How to report on a top-secret document

How to report on a top-secret document

How does a journalist report on a top-secret document that he isn't allowed to see? How does he interview sources who have seen the document but cannot detail what they've read?

That was the challenge that Steve Kroft and his team faced in reporting "28 Pages," which aired this Sunday on 60 Minutes.

Kroft's report is about a 28-page chapter of an 838-page congressional report -- the Joint Inquiry report -- about the 9/11 attacks. This chapter was excised by the Bush Administration for national security reasons, and very few have been allowed to read it.

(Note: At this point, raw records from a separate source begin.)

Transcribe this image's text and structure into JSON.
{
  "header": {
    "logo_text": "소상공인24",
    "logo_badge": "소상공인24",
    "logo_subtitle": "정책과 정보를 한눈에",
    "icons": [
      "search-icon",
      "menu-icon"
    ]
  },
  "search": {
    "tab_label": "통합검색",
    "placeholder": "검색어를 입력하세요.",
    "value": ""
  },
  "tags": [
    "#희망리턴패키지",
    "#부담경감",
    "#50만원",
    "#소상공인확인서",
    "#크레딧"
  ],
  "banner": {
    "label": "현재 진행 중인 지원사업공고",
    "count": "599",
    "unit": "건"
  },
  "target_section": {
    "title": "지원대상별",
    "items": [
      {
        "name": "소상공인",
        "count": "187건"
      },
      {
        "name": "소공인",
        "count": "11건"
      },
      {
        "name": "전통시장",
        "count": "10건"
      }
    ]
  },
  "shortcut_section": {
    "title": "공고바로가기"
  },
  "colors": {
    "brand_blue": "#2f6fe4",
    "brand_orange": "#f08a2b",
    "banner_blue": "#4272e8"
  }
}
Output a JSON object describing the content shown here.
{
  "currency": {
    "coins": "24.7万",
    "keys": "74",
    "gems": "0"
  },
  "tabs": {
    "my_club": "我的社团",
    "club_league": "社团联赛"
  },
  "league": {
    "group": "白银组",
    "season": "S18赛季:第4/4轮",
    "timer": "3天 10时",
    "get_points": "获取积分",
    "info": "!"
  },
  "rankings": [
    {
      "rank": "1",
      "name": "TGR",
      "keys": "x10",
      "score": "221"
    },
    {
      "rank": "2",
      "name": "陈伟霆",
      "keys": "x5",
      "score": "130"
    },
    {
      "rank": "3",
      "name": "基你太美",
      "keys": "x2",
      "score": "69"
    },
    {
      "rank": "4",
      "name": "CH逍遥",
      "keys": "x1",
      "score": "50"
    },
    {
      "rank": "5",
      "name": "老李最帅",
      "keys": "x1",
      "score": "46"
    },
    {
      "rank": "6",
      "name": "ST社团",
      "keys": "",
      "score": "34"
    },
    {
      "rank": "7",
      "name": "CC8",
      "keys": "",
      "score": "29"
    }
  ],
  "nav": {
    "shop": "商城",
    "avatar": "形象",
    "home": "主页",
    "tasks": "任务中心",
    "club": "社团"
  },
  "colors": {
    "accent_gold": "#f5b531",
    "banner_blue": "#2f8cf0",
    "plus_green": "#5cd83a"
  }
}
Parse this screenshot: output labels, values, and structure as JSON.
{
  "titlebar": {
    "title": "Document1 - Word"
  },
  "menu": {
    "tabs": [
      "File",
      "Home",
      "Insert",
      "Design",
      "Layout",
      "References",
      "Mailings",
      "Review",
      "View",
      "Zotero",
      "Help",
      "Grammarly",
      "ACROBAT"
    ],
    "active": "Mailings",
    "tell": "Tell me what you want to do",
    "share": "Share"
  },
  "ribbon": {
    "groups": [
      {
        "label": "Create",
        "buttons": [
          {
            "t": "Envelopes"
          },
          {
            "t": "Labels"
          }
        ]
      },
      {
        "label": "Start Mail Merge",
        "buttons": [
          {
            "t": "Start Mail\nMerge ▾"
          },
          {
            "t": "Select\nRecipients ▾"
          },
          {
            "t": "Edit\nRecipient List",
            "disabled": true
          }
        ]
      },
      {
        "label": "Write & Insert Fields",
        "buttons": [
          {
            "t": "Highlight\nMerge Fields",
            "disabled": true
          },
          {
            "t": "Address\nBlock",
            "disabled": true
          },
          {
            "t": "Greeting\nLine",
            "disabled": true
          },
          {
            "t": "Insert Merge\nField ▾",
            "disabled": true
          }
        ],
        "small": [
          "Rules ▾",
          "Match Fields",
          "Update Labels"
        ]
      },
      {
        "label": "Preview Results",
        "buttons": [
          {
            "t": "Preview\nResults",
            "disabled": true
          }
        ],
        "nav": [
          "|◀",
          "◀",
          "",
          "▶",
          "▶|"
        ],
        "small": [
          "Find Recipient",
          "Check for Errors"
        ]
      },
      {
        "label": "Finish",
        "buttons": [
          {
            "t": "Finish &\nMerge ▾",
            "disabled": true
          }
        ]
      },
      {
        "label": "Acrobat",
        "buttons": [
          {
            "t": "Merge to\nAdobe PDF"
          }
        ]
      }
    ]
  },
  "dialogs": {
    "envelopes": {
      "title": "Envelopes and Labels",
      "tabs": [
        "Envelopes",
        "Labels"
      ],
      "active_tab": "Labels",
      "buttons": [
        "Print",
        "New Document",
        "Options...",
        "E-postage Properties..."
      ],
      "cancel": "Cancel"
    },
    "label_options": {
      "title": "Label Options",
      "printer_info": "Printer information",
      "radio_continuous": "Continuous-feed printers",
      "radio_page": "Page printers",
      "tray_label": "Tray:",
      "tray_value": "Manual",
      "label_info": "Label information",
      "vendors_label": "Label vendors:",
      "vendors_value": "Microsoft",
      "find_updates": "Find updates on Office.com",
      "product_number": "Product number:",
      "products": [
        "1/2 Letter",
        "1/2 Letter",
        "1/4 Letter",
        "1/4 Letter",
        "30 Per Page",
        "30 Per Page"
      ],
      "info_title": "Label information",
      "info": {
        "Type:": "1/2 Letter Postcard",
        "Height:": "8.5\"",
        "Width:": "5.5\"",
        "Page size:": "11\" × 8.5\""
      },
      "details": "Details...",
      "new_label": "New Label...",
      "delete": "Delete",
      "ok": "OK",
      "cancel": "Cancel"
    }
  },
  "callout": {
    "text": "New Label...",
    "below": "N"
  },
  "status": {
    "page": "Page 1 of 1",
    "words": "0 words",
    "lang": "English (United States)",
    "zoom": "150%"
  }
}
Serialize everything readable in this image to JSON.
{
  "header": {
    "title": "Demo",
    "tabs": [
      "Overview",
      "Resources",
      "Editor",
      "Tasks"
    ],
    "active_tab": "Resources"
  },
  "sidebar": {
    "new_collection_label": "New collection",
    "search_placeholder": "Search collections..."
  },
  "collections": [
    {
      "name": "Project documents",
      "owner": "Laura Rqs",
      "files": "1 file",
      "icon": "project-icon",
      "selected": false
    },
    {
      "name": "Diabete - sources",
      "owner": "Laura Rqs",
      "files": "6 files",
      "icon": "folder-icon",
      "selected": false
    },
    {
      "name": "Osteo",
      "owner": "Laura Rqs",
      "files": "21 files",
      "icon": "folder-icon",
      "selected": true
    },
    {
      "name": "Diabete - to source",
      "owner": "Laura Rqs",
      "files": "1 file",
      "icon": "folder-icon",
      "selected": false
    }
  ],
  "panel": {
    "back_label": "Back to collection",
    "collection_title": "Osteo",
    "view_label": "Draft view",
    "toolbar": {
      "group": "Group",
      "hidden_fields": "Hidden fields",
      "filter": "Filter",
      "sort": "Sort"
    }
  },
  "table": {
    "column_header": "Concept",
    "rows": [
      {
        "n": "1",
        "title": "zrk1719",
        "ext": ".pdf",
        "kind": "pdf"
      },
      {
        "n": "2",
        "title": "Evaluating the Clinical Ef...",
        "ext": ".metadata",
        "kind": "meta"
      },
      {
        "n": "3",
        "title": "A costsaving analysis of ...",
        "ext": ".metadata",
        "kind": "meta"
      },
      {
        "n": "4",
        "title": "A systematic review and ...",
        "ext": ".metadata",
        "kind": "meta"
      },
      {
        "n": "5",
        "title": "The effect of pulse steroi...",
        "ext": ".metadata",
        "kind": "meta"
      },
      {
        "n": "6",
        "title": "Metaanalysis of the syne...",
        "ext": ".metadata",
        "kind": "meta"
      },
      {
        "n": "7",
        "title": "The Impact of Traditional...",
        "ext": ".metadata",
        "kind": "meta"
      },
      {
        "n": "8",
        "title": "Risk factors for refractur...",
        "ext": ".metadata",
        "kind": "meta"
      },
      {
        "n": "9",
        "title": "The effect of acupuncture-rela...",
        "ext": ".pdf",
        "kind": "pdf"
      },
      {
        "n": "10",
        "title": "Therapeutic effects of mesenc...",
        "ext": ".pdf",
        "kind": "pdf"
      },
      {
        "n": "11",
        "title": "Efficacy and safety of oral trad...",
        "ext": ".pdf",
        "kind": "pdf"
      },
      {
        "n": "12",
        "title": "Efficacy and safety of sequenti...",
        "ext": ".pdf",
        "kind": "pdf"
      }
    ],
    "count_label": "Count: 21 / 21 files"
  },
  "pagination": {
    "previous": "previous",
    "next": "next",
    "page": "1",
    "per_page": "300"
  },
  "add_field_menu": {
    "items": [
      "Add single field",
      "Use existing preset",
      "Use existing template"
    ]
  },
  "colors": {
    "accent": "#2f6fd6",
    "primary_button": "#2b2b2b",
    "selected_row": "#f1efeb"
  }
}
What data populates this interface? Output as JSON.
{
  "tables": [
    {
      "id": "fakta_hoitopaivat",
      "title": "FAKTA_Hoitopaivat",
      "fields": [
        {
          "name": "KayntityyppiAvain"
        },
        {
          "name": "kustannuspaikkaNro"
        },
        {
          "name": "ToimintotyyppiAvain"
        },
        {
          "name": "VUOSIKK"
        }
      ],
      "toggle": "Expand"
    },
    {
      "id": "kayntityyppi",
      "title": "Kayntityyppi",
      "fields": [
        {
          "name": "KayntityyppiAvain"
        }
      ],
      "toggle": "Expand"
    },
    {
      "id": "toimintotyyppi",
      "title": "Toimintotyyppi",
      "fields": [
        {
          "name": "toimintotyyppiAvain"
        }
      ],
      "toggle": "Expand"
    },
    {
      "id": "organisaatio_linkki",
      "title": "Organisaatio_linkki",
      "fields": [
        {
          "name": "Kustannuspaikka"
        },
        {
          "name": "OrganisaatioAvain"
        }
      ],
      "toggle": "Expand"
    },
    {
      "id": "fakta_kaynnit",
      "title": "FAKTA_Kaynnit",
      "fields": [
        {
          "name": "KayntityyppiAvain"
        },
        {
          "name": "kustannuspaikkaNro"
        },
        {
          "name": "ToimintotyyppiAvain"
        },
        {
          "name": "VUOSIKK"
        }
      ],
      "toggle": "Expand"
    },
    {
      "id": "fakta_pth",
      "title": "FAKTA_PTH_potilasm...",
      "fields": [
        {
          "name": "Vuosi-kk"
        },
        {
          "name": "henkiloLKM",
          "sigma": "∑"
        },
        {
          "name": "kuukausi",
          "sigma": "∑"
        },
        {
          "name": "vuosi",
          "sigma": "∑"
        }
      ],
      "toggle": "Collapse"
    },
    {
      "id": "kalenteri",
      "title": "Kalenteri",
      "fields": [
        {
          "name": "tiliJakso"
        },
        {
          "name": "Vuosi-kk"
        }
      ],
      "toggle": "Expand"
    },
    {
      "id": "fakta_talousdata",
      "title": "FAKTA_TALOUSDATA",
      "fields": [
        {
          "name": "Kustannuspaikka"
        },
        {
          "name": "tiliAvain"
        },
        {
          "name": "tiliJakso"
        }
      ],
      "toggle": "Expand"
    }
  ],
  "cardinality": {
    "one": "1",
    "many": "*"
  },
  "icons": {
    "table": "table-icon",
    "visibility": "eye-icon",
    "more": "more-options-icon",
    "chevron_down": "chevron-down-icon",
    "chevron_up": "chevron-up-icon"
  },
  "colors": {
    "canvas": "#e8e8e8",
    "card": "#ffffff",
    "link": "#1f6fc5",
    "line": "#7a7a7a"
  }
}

How hard is it to gain access to this confidential document? "Very hard," says former Congressman Tim Roemer. "Even for somebody who has all the appropriate top secret and code clearances, these are tough documents to get your eyes on."

"It's not only that you can't see the documents," Kroft tells 60 Minutes Overtime. "You don't even know for sure what's in them. You can only surmise."

While some sources who have read the 28 pages told Kroft they are in favor of declassifying the document, they are all restricted by law from providing details about it.

"I promised my wife that one thing I would not do is to do anything that would get me into Leavenworth Prison," former Senator Bob Graham told Kroft. "So I'm going to comply with her mandate."

"It's probably a violation of federal law, and in this particular case, an agreement by the 9/11 Commission not to talk about it," former U.S. Senator Bob Kerrey told Kroft.

"I took an oath to maintain that classification," says Porter Goss, former director of the CIA. John Lehman, who was on the 9/11 Commission, would only say that the 28 pages contain some recognizable names.

What Kroft and the 60 Minutes team were able report on is information in the public record, much of it buried in footnotes and appendices.

Kroft's team also searched through dozens of original documents, including FBI reports and 9/11 Commission staff memos upon which those footnotes and appendices are based. Some of these documents have been partially declassified and placed in the custody of the National Archives and Records Administration. Other original source materials are filed in legal proceedings and as the result of Freedom of Information Act disclosures. The 60 Minutes reporters culled relevant clues and cross-referenced documents to fill in some blanks.

The team also interviewed many key sources identified in some reports to ensure they accurately reflected what occurred.

"There is a lot more on the public record than people know," Kroft says. "Americans know almost nothing about this, yet there's thousands and thousands of words written about it in government reports, some of it we know comes from the '28 pages' because there were unresolved questions. The 9/11 Commission's task was to try and answer those questions. There are a lot of questions that are answered."

Kroft says one piece of public information in particular that informed their reporting was this: a line in the 9/11 Joint Inquiry report -- the only unredacted part of the 28 pages -- stating that the Congressional investigation uncovered "information suggesting specific sources of foreign support for some of the September 11 hijackers while they were in the United States."

The 2003 Joint Inquiry report also laid out details about the hijackers, including their flight school lessons and the help they received in California.

"I consider myself to be pretty well informed, and I didn't know any of this stuff before I started reporting the story," says Kroft. "I just knew there had been some questions about what was happening in San Diego, but I didn't know all of the things in the public record. It seems like it's important information that people should know about."